For one, the open area in NieR: Automata isn’t all that big. That’s a good thing. Size never did, doesn’t, and, unless we’re talking about the fucking Matrix here, won’t ever matter. Secondly, there’s too little of ‘busywork’ – idiotic fetch-or-collect-quests and such. And thirdly, the game carries a combat system engineered by Platinum. You know that means you’ll happily kick the same respawned foe’s sorry arse, no matter how many times over.
The Console-First Business
Well, this is always a huge worry. So why is it here, anywhere near NieR?
Let’s be honest, Platinum, as highly as I think of them, aren’t exactly dedicated to the PC. Whilst their ports of late haven’t been a broken mess (hello, Dishonored 2!), they haven’t been anything for the PC master race to masturbate over (hello, GTA V!). I didn’t have any particular problems with them myself, but many people did. In my mind, Platinum’s PC ports’ QA verdict has always been ‘passable’. This had me reaching for the panic button when delay between PS4 and PC launch has been announced.
And sure enough, the port isn’t stellar. It works fine for me, but not without a major annoyance of the Windows mouse cursor hovering over the “fake fullscreen” mode until I move it out of the way, or the eye bleed I get from the 30 fps cutscenes.

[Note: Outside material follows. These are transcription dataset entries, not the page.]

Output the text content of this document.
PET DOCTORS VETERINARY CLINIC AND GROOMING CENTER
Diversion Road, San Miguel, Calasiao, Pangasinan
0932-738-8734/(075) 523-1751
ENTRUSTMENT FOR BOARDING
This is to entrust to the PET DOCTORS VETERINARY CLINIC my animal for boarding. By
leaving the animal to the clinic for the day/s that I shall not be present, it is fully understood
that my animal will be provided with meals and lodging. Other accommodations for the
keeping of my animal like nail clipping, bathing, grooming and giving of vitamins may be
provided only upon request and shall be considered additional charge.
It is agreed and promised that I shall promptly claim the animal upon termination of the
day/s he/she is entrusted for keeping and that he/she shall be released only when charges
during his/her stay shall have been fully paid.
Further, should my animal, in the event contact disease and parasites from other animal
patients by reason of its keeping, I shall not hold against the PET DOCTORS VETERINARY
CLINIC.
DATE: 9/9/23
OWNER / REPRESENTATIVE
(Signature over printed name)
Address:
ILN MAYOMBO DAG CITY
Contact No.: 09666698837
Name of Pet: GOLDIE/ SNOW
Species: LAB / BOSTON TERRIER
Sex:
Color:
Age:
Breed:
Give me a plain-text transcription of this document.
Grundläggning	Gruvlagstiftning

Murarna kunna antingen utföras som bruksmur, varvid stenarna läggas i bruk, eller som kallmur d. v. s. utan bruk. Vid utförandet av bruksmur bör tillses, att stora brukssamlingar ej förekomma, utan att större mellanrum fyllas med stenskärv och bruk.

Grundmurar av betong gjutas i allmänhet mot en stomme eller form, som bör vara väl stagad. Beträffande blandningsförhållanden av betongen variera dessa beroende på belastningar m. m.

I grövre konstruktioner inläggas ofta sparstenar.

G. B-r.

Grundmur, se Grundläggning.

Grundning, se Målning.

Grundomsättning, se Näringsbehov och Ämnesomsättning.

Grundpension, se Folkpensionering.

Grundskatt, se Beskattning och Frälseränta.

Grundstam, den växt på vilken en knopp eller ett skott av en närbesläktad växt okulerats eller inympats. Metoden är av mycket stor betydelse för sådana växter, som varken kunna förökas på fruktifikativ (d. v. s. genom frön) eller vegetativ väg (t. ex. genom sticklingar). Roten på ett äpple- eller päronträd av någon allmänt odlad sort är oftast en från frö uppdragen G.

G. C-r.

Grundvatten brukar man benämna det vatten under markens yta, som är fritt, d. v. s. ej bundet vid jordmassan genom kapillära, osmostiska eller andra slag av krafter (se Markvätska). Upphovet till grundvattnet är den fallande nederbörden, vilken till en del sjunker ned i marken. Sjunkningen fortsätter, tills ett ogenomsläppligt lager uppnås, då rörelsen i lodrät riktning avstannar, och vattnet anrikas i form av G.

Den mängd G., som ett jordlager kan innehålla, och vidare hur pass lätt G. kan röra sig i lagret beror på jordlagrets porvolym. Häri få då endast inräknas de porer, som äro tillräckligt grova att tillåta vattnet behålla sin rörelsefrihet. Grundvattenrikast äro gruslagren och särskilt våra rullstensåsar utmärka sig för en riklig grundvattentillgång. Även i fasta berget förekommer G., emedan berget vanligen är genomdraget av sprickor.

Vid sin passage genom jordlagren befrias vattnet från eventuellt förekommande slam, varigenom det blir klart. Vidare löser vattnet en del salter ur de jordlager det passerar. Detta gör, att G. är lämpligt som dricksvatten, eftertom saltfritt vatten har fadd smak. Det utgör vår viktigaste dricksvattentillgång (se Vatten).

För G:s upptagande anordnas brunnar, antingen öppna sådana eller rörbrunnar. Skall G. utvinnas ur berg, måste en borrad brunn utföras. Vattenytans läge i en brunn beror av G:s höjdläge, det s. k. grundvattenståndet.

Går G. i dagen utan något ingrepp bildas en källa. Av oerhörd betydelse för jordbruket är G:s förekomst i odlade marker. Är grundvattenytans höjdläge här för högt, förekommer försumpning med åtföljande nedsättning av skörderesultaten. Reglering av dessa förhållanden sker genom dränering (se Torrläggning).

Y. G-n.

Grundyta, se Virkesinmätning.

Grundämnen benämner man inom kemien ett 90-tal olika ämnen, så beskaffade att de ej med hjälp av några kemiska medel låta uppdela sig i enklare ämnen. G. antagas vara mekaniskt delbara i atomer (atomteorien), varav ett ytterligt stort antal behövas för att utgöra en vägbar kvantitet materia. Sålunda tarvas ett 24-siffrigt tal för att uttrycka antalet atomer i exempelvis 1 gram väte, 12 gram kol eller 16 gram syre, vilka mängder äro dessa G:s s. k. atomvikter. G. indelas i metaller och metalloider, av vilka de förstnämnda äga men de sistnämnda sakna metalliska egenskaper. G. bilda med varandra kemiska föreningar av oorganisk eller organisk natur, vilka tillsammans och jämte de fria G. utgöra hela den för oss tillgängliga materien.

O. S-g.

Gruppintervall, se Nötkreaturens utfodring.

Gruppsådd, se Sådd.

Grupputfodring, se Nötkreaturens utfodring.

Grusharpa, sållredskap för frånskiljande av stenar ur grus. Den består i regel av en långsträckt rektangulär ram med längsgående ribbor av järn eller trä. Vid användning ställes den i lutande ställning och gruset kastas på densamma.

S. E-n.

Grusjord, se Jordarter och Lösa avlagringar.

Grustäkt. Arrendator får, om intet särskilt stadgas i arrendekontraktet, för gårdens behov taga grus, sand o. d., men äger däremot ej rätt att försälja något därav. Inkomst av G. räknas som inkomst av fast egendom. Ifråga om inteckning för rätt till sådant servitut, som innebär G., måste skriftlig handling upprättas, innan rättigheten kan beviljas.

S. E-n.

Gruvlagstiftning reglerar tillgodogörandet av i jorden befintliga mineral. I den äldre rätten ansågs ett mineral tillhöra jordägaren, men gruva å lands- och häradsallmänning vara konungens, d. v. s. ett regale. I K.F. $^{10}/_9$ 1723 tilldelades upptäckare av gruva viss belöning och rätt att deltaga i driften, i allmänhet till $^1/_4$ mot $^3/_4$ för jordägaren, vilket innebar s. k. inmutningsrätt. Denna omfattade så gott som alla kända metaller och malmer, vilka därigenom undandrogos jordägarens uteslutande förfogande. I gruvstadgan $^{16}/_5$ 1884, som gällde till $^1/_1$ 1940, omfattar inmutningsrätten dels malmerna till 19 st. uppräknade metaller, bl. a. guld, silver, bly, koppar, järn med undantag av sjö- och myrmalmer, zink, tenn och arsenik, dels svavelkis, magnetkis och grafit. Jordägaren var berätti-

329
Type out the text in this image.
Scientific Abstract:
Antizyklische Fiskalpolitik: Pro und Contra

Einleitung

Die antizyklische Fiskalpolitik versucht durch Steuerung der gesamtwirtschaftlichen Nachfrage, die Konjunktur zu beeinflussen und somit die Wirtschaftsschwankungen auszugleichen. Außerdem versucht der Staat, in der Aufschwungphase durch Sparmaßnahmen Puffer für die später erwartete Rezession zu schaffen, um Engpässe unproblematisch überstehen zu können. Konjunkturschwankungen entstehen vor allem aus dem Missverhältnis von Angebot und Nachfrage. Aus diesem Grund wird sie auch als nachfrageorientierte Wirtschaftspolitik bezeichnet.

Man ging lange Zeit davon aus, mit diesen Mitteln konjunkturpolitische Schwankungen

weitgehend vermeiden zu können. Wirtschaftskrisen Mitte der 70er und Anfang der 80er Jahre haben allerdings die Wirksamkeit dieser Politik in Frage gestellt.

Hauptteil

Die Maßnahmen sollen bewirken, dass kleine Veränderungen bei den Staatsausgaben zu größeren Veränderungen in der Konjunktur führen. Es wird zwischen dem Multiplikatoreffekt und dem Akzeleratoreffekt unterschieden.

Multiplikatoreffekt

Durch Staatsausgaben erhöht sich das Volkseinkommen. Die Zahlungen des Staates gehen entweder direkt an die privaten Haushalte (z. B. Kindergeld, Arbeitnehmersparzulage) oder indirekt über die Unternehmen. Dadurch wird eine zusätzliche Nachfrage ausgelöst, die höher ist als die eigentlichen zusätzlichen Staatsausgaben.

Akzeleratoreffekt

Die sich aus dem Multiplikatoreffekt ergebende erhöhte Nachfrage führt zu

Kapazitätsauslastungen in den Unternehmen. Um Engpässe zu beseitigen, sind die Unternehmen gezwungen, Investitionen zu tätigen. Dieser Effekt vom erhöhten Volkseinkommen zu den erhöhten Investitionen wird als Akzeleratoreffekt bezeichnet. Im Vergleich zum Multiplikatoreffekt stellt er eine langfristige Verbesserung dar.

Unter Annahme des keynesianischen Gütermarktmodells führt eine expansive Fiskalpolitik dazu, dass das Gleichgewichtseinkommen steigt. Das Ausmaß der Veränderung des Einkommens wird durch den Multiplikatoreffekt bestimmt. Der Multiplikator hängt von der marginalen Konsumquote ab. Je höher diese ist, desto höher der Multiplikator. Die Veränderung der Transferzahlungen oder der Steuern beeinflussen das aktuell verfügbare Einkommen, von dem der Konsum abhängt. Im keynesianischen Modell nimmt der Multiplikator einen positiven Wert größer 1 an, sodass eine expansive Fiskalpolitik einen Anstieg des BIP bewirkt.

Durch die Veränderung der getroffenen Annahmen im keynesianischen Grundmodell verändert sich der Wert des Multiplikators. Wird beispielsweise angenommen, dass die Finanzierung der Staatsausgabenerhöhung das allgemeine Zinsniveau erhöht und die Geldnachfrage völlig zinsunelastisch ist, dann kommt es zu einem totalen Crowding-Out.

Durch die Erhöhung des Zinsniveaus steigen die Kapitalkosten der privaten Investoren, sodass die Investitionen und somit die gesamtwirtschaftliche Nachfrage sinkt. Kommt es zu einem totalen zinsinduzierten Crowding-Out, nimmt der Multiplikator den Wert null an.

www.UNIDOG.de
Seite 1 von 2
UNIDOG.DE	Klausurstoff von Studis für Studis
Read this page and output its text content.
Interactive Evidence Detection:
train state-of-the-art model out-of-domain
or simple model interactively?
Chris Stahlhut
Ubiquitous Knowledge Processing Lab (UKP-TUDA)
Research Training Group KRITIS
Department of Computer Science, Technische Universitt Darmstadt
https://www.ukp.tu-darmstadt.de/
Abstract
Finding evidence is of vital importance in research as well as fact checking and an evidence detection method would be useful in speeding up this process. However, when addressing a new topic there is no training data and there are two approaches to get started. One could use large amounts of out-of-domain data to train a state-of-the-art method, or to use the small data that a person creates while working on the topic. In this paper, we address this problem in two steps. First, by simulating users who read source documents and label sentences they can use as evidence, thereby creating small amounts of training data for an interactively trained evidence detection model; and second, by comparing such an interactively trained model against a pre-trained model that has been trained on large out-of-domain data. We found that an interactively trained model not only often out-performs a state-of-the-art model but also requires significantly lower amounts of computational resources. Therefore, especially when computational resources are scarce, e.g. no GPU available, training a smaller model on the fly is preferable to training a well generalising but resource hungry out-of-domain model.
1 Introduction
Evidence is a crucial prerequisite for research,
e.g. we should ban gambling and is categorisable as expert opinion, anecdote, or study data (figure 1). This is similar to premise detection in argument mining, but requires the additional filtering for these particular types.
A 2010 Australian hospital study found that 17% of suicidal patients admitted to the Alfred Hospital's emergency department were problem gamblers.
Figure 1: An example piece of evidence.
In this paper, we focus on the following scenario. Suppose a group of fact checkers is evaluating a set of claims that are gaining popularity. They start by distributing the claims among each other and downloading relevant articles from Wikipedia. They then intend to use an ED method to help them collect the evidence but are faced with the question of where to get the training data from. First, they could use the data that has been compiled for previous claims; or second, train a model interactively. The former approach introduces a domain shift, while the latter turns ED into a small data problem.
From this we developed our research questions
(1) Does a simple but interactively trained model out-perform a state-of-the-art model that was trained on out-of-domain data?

That’s of course before one dives into various reports of issues so severe as to have required a third-party mod to patch them out of the game’s skull. To be perfectly honest though, I’m just glad the port exists and it’s certainly better than some games claimed to have been “developed on / for PC”. Now, Platinum, do the right thing and port Vanquish. Here’s my money, take as much as you want.
The WTF Lore
Since the original NieR never saw a PC release, I had glanced upon some lore write-ups before firing up Automata. Bad move. Much like with Final Fantasy or Metal Gear, the Japanese have again taken the lore to somewhere between over-elaborate to plainly ridiculous.
Whether lore in video games actually matters is for a lengthy discussion. It very well may do in Metal Gear where one, uneducated, swings dangerously close by having got literally zero clue what the hell just happened. On the other hand, being familiar with the meta backstories of Elite: Dangerous admittedly enriches one’s experience. Albeit it usually does so just because there’s often little else to actually fucking do in that game.
Rest assured that NieR: Automata asks its own questions and provides its own answers – forget about the convoluted, confusing stuff that’ll make your think-tank go all WTFWTFWTFWTF. I’d go as far as to objectively state (I never do that) that Automata‘s story will please both the newbies and the die-hards.
And there you have it. Yours truly whining in far-fetched assumptions and prejudice. The question is, did it turn out to be any good after all that? I guess we’ll find out, won’t we.